My name is Jim Pemberton. I manage Pembertons Cleaning/Restoration Supply in McKeesport, Pennsylvania. What I do at Pembertons is work closely with my employees to make sure the products and services that we offer are provided in a way that reflects the values that my father, Lee Pemberton, had when he founded this business in 1972 (and still has). What I like to do the most is to provide training and consulting services. While I left the IICRC model of training over a decade ago, I enjoy sharing my experiences with upholstery cleaning and odor control with hands-on oriented workshops rather than a standard classroom environment.
2 | How did you first get started in the industry?
My father started in the dry-cleaning business around the time I was born in 1959 and rapidly entered the cleaning and restoration industry shortly afterward. As long as I can remember, I helped him around the dry-cleaning plant, the rug plant, and evenings and weekends on commercial cleaning jobs and disaster restoration jobs.
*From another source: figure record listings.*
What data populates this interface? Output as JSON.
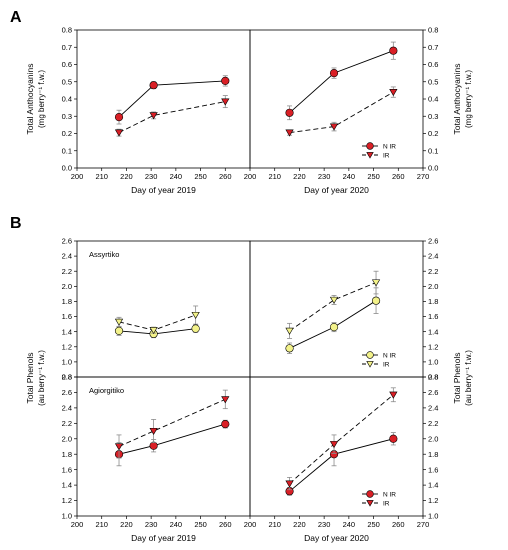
{
  "colors": {
    "nir_fill_A": "#d91f26",
    "nir_fill_B_top": "#f3f28a",
    "ir_fill_B_top": "#f3f28a",
    "ir_fill_red": "#d91f26",
    "line": "#000000",
    "error": "#8c8c8c"
  },
  "panel_letters": [
    "A",
    "B"
  ],
  "legend": {
    "nir": "N IR",
    "ir": "IR"
  },
  "chart_data": [
    {
      "id": "A-2019",
      "type": "line",
      "panel": "A",
      "xlabel": "Day of year 2019",
      "ylabel_left": "Total Anthocyanins",
      "ylabel_left_unit": "(mg berry⁻¹ f.w.)",
      "xlim": [
        200,
        270
      ],
      "ylim": [
        0,
        0.8
      ],
      "xticks": [
        "200",
        "210",
        "220",
        "230",
        "240",
        "250",
        "260"
      ],
      "yticks": [
        "0.0",
        "0.1",
        "0.2",
        "0.3",
        "0.4",
        "0.5",
        "0.6",
        "0.7",
        "0.8"
      ],
      "series": [
        {
          "name": "N IR",
          "x": [
            217,
            231,
            260
          ],
          "y": [
            0.295,
            0.48,
            0.505
          ],
          "err": [
            0.04,
            0.02,
            0.03
          ]
        },
        {
          "name": "IR",
          "x": [
            217,
            231,
            260
          ],
          "y": [
            0.205,
            0.305,
            0.385
          ],
          "err": [
            0.02,
            0.02,
            0.035
          ]
        }
      ]
    },
    {
      "id": "A-2020",
      "type": "line",
      "panel": "A",
      "xlabel": "Day of year 2020",
      "ylabel_right": "Total Anthocyanins",
      "ylabel_right_unit": "(mg berry⁻¹ f.w.)",
      "xlim": [
        200,
        270
      ],
      "ylim": [
        0,
        0.8
      ],
      "xticks": [
        "200",
        "210",
        "220",
        "230",
        "240",
        "250",
        "260",
        "270"
      ],
      "yticks": [
        "0.0",
        "0.1",
        "0.2",
        "0.3",
        "0.4",
        "0.5",
        "0.6",
        "0.7",
        "0.8"
      ],
      "legend_position": "bottom-right",
      "series": [
        {
          "name": "N IR",
          "x": [
            216,
            234,
            258
          ],
          "y": [
            0.32,
            0.55,
            0.68
          ],
          "err": [
            0.04,
            0.03,
            0.05
          ]
        },
        {
          "name": "IR",
          "x": [
            216,
            234,
            258
          ],
          "y": [
            0.205,
            0.24,
            0.44
          ],
          "err": [
            0.015,
            0.025,
            0.03
          ]
        }
      ]
    },
    {
      "id": "B-Assyrtiko-2019",
      "type": "line",
      "panel": "B",
      "annotation": "Assyrtiko",
      "ylim": [
        0.8,
        2.6
      ],
      "yticks": [
        "0.8",
        "1.0",
        "1.2",
        "1.4",
        "1.6",
        "1.8",
        "2.0",
        "2.2",
        "2.4",
        "2.6"
      ],
      "series": [
        {
          "name": "N IR",
          "x": [
            217,
            231,
            248
          ],
          "y": [
            1.41,
            1.37,
            1.44
          ],
          "err": [
            0.06,
            0.05,
            0.05
          ]
        },
        {
          "name": "IR",
          "x": [
            217,
            231,
            248
          ],
          "y": [
            1.53,
            1.42,
            1.62
          ],
          "err": [
            0.06,
            0.04,
            0.12
          ]
        }
      ]
    },
    {
      "id": "B-Assyrtiko-2020",
      "type": "line",
      "panel": "B",
      "ylim": [
        0.8,
        2.6
      ],
      "yticks": [
        "0.8",
        "1.0",
        "1.2",
        "1.4",
        "1.6",
        "1.8",
        "2.0",
        "2.2",
        "2.4",
        "2.6"
      ],
      "legend_position": "bottom-right",
      "series": [
        {
          "name": "N IR",
          "x": [
            216,
            234,
            251
          ],
          "y": [
            1.18,
            1.46,
            1.81
          ],
          "err": [
            0.07,
            0.06,
            0.17
          ]
        },
        {
          "name": "IR",
          "x": [
            216,
            234,
            251
          ],
          "y": [
            1.41,
            1.82,
            2.05
          ],
          "err": [
            0.1,
            0.06,
            0.15
          ]
        }
      ]
    },
    {
      "id": "B-Agiorgitiko-2019",
      "type": "line",
      "panel": "B",
      "annotation": "Agiorgitiko",
      "xlabel": "Day of year 2019",
      "xlim": [
        200,
        270
      ],
      "ylim": [
        1.0,
        2.8
      ],
      "xticks": [
        "200",
        "210",
        "220",
        "230",
        "240",
        "250",
        "260"
      ],
      "yticks": [
        "1.0",
        "1.2",
        "1.4",
        "1.6",
        "1.8",
        "2.0",
        "2.2",
        "2.4",
        "2.6",
        "2.8"
      ],
      "series": [
        {
          "name": "N IR",
          "x": [
            217,
            231,
            260
          ],
          "y": [
            1.8,
            1.91,
            2.19
          ],
          "err": [
            0.15,
            0.08,
            0.05
          ]
        },
        {
          "name": "IR",
          "x": [
            217,
            231,
            260
          ],
          "y": [
            1.9,
            2.1,
            2.51
          ],
          "err": [
            0.15,
            0.15,
            0.12
          ]
        }
      ]
    },
    {
      "id": "B-Agiorgitiko-2020",
      "type": "line",
      "panel": "B",
      "xlabel": "Day of year 2020",
      "xlim": [
        200,
        270
      ],
      "ylim": [
        1.0,
        2.8
      ],
      "xticks": [
        "200",
        "210",
        "220",
        "230",
        "240",
        "250",
        "260",
        "270"
      ],
      "yticks": [
        "1.0",
        "1.2",
        "1.4",
        "1.6",
        "1.8",
        "2.0",
        "2.2",
        "2.4",
        "2.6",
        "2.8"
      ],
      "legend_position": "bottom-right",
      "series": [
        {
          "name": "N IR",
          "x": [
            216,
            234,
            258
          ],
          "y": [
            1.32,
            1.8,
            2.0
          ],
          "err": [
            0.05,
            0.15,
            0.08
          ]
        },
        {
          "name": "IR",
          "x": [
            216,
            234,
            258
          ],
          "y": [
            1.42,
            1.93,
            2.57
          ],
          "err": [
            0.08,
            0.12,
            0.09
          ]
        }
      ]
    }
  ],
  "ylabel_B": "Total Phenols",
  "ylabel_B_unit": "(au berry⁻¹ f.w.)"
}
I distinctly remember my father’s first portable hot water extractor and his first truck mount. It’s been over 50 years, and new innovations in our industry still fascinate me in the same way those two machines did back then.
3 | Who in your life impacts you the most?
My father, Lee Pemberton. From the way he raised me to the experience of working with him in this industry for my entire lifetime, he continues to be an example of vision, service to both society and the individual, independence of spirit, and in keeping perspective of how small we are in the world and the universe, and yet also the impact we can have if we simply do our best in every way, every day, for our fellow man.
4 | If you could have dinner with one person from history, who would it be, and why?
It would be my paternal grandfather. He passed away when I was in my early teens, so until then he had simply been a quiet and kindly man I barely knew. But looking back over the years, I’d like to talk to the younger man he was and understand what in his life’s experiences made him the man who raised my father to be the remarkable man that he remains today.
5 | What music, movies, or books have inspired you?
My musical taste is too eclectic to minimize into the space of a response. Movies are much the same to me, but books are much easier: “To Kill a Mockingbird” for its message of moral courage, personal decency, and the example of how a parent teaches more by example than by words. Another would be “Man’s Search for Meaning,” as it explains the fact that we can control our attitude and how we respond to the most difficult of events, and through that endure and grow. And finally, “When Bad Things Happen to Good People,” which helped me to better understand how to comfort others in times of unimaginable grief and to understand how to be a better person during the most difficult of losses.
6 | What personal philosophy of life motivates you the most?
That working for a worthy reason, whether it is in your own business, your personal responsibilities, or for your community, is its own reward. What we’re paid for it (if we’re paid for it) is simply part of the equation that gives us the means and energy to do it again another day. Retirement? To do nothing? I couldn’t imagine it. My father at the time of this interview is 91 and soon will be 92. He works every day and finds those same rewards. How could I do less?